It’s blindingly stupid stuff.

I recently read about a Louisiana girl whose public school administration punished her because she’d danced at a private party arranged by parents, and at which parents were present. Nothing lewd or lascivious about it.

But someone filmed her dancing, and when the school grandees saw the tape, they gave this girl the boot, and stripped her of her student offices and her scholarship.

That was human beings overreacting, all right. Yet, predictably, online discussion about the girl broke along party lines. Trump and Biden got dragged into the discussion, and commenters summoned all the ghosts and demons of political failings left and right to flay either the girl or the school officials.

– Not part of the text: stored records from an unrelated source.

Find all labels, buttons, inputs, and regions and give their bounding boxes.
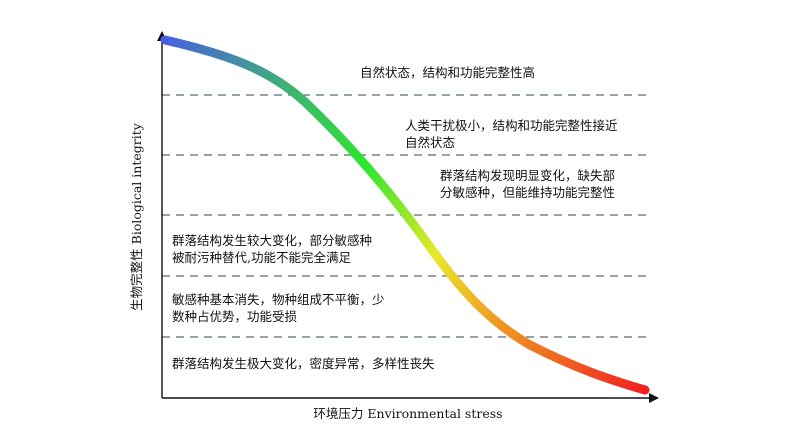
x-axis-label: 环境压力 Environmental stress [313,406,502,421]
zone-3-text: 群落结构发现明显变化，缺失部 分敏感种，但能维持功能完整性 [440,168,619,200]
zone-2-line-2: 自然状态 [405,135,455,150]
zone-4-line-1: 群落结构发生较大变化，部分敏感种 [172,233,372,248]
zone-3-line-2: 分敏感种，但能维持功能完整性 [440,185,615,200]
zone-2-text: 人类干扰极小，结构和功能完整性接近 自然状态 [405,118,622,150]
zone-6-line-1: 群落结构发生极大变化，密度异常，多样性丧失 [172,356,435,371]
zone-6-text: 群落结构发生极大变化，密度异常，多样性丧失 [172,356,435,371]
zone-5-line-1: 敏感种基本消失，物种组成不平衡，少 [172,292,385,307]
zone-5-text: 敏感种基本消失，物种组成不平衡，少 数种占优势，功能受损 [172,292,389,324]
zone-5-line-2: 数种占优势，功能受损 [172,309,298,324]
zone-3-line-1: 群落结构发现明显变化，缺失部 [440,168,615,183]
zone-2-line-1: 人类干扰极小，结构和功能完整性接近 [405,118,618,133]
zone-4-text: 群落结构发生较大变化，部分敏感种 被耐污种替代,功能不能完全满足 [172,233,376,265]
zone-1-line-1: 自然状态，结构和功能完整性高 [360,65,535,80]
y-axis-label: 生物完整性 Biological integrity [129,122,144,311]
integrity-curve [160,35,650,395]
zone-4-line-2: 被耐污种替代,功能不能完全满足 [172,250,351,265]
zone-1-text: 自然状态，结构和功能完整性高 [360,65,535,80]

I also remember how in the aftermath of the riots that hitched their wagon to the protests following the death of George Floyd in the spring of 2020, blame was entirely cast onto the “thugs of the radical left.”

Is that so? Let’s take a look.

First of all, it’s useful to draw distinction between those protests and the rioters who commandeered the protests.

As far as I know, no one ever circulated, clipboard in hand, among the rioters, to politely ask: “Pardon me, Sir or Madame — uh, would you mind putting down that Molotov Cocktail for a moment, thank you, there’s a dear — are you conservative or liberal?”

If someone had surveyed the rioters — and lived to tell the tale — we would now have bona fide numbers to which we could turn to reveal the political makeup of the mobs. And I bet the numbers would tell us that many of the rioters saw their chance and waded into the mayhem simply to sate their inherent hate and lust for skull-cracking, burning, looting and destruction, with no thought to Republican or Democrat at all.

Alas, lacking any such numbers, people turn to the prejudices they harbor, and project the blame onto the people they despise.

Does this make any sense? Is this how the world operates?

It shouldn’t, but it does. And I hope you are as sick of it as I am.